Monday, April 1, 2013

Strangely Dim

I swear I could write about 150 blog posts on this whole adoption thing and each one would be a different topic. Sometimes the days run together, other times each day seems to bring something new. I feel like I'm on an emotional roller coaster most days. The waiting is hard...harder than I imagined. I have no idea how hard it will be once we have a specific file and know that we are simply counting down the days til we hold our little girl.

I've been using the term "raw" in a number of posts lately. But it's the only word I have found that accurately describes how I feel on so many things. It's literally like an open wound and when something comes near it, it burns from being so...raw, so laid bare.

When I was pregnant with our other 4 children, while I couldn't control the details of what was going on inside me, I could definitely control things like diet, exercise, stress...all those things that would be poor contributors to my child. But adoption is so much different. There's this piece of me that exists in the form of a little girl half way around the world. I can't touch her, hold her, comfort her, bathe her, feed her, see her or hear her. There is absolutely nothing I can do for her.

All I can do is wait. Wait and pray. Pray that she's safe. Pray that she's fed. Pray that she's warm. Pray that she's held. Pray that she's loved.

Sometimes I find myself going through these Facebook groups for those adopting, searching out information. It's a blessing and a curse. On the one hand, it's awesome to connect with other parents who are in the same boat, who can fully appreciate exactly what we're going through and lend advice to help us. On the other hand, it can be information overload, causing me to second guess everything. Did we sign with the right agency? Why are things taking so long? Should I call somewhere else? Should I look into this or that? It's enough to drive me crazy. Today was one of those days. I'd decided I was going to make a call. I wanted more information and I wasn't willing to let the process take it's course. I was going to do the footwork myself. Forget that there's a system in place for a reason...I was on a mission.

And then I talked to my husband. :)  Am I the only one who has a marriage where when one of us is nearly going crazy, the other one is completely holding it together? That's the way it works at our house. Thankfully, God has paired me with a wise, discerning man! He talked me through my concerns and my "plan". I wasn't buying his ideas though. I still thought I knew better. But I waited. I went to the gym and ran some errands. I thought and thought and thought til I didn't wanna think about any of it anymore. I was so confused. I was so stressed out. I'm beginning to realize I might have a control issue...or two. ;)

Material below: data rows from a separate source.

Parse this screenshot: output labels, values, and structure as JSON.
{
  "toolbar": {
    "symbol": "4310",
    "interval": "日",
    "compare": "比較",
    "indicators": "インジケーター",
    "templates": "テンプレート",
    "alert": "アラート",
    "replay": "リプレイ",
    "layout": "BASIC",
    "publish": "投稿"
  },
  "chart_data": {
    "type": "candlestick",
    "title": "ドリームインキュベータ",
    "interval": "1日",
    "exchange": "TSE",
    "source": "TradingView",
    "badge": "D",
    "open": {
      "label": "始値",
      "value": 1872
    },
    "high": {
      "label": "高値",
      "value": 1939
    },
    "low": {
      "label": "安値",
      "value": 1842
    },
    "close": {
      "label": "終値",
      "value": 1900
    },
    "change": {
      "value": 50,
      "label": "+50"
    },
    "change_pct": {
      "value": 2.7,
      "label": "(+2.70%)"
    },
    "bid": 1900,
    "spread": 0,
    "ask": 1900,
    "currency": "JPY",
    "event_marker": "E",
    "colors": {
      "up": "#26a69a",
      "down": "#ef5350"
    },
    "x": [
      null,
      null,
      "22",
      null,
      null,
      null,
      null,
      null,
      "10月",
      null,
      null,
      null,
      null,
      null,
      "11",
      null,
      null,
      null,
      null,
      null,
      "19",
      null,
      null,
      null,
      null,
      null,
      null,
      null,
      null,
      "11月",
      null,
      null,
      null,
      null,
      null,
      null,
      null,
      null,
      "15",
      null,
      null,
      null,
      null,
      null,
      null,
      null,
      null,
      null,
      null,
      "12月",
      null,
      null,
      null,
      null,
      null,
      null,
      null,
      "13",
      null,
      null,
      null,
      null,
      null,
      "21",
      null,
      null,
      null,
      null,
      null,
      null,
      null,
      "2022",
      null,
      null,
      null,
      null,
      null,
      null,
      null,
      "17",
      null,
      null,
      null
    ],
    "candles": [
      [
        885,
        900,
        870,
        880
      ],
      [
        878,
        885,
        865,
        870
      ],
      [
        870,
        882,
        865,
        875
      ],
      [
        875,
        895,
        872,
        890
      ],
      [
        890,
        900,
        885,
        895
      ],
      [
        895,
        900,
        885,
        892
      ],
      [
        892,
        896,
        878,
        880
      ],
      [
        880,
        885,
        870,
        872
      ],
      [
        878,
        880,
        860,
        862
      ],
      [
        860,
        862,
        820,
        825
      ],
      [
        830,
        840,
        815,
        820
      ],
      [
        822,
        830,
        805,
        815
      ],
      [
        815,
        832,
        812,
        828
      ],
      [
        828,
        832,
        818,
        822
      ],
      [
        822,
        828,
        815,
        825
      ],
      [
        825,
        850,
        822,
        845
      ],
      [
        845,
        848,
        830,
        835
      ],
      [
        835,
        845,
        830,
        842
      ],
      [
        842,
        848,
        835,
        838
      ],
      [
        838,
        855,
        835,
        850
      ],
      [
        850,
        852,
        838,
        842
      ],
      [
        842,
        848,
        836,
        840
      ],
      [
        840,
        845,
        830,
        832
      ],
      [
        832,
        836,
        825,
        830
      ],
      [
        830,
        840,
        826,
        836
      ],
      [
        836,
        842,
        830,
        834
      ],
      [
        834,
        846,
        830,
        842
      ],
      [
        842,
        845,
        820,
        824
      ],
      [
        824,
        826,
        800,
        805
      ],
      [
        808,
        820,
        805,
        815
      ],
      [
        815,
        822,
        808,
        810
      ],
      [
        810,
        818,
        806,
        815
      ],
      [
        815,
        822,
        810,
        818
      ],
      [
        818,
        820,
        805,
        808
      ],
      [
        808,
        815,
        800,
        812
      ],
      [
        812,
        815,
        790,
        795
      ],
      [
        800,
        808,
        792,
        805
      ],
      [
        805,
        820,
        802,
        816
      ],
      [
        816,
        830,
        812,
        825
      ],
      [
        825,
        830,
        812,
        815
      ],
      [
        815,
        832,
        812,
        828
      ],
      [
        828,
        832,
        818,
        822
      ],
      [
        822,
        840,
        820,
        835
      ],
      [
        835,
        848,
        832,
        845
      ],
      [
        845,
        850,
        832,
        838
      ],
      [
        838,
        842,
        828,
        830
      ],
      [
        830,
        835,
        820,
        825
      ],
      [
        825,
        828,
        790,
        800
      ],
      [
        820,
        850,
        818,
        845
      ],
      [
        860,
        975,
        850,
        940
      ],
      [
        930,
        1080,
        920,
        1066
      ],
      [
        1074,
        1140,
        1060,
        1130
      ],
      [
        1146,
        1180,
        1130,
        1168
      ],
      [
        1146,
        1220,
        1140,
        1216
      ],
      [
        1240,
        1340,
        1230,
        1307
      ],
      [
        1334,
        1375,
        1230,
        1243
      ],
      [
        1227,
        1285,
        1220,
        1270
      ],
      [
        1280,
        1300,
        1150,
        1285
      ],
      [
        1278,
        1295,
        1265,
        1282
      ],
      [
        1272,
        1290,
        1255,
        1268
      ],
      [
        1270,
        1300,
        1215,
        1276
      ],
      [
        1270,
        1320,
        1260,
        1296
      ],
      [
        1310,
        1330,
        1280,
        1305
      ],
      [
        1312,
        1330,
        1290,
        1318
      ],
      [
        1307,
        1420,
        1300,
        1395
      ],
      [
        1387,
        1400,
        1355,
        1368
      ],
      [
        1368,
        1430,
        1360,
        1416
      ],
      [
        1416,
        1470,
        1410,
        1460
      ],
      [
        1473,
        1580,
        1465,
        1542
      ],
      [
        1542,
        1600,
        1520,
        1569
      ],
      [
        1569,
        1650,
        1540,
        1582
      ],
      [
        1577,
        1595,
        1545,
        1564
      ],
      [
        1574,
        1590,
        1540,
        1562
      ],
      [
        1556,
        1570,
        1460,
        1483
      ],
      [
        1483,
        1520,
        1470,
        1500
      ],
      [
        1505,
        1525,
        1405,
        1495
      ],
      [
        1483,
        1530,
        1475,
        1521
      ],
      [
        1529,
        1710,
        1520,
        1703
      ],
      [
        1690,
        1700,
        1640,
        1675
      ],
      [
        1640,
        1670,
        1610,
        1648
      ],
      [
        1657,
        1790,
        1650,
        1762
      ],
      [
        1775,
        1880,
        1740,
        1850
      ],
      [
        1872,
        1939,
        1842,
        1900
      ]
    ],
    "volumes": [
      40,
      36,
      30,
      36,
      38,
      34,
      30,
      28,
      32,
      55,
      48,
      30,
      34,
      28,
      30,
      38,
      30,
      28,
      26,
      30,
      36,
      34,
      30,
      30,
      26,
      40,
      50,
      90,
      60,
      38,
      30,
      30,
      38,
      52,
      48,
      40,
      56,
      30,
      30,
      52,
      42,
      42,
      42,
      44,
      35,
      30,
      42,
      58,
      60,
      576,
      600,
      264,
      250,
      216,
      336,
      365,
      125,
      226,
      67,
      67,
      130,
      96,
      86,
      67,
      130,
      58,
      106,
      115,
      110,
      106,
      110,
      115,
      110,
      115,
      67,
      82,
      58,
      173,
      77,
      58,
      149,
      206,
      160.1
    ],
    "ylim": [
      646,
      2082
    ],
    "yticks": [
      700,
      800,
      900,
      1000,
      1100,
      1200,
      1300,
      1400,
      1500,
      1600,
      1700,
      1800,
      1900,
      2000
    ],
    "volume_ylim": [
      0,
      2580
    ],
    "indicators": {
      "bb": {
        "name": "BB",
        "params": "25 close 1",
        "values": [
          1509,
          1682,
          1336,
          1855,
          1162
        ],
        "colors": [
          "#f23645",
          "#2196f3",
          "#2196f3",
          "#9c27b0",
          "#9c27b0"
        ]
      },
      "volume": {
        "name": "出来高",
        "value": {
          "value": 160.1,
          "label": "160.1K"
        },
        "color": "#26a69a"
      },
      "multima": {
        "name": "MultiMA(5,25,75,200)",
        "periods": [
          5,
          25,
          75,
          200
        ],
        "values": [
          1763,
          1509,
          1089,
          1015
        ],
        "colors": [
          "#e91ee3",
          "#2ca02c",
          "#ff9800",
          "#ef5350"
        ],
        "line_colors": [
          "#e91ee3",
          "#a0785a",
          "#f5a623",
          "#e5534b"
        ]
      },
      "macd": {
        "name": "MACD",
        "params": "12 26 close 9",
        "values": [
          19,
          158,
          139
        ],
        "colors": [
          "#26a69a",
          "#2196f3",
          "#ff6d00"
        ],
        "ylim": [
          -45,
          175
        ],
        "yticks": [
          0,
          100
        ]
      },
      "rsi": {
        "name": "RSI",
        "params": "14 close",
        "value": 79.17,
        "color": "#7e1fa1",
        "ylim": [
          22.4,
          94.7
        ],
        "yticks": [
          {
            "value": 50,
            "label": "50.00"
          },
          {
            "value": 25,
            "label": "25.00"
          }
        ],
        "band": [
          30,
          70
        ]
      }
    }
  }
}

And then this song came on the radio. Am I also the only one who hears the voice of God through music? I sure hope not! It's both beautiful and reassuring at the same time. Music has always spoken to me...whether I was a teen getting over a crush or now, when I'm a mama on a mission who is learning patience. Anyway, here is the song. I hope it speaks to you like it spoke to me...(and no, I didn't make those phone calls.)  :)

Strangely Dim
by Francesca Battistelli

I've got all these plans piled up sky high
A thousand dreams on hold
And I don't know why,
I got a front row seat
To the longest wait
And I just can't see
Past the things I pray
Today

But when I fix my eyes on all that You are
Then every doubt I feel
Deep in my heart
Grows strangely dim 
All my worries fade
And fall to the ground
Cause when I seek Your face
And don't look around
Any place I'm in
Grows strangely dim

Sometimes where I stand
On this narrow road
Is in a raging storm
Or a valley low
But oh

When I fix my eyes on all that You are
Then every doubt I feel
Deep in my heart
Grows strangely dim
All my worries fade
And fall to the ground
Cause when I seek Your face
And don't look around
Any place I'm in
Grows strangely dim

I don't know, I don't know
What tomorrow may hold
But I know, but I know
That You're holding it all
So no matter what may come

I'm gonna fix my eyes on all that You are
'Til every doubt I feel
Deep in my heart
Grows strangely dim
Let all my worries fade
And fall to the ground
I'm gonna seek Your face
And not look around
Til the place I'm in
Grows strangely, strangely, strangely dim.


I pray that somehow this means as much to you as it does to me today.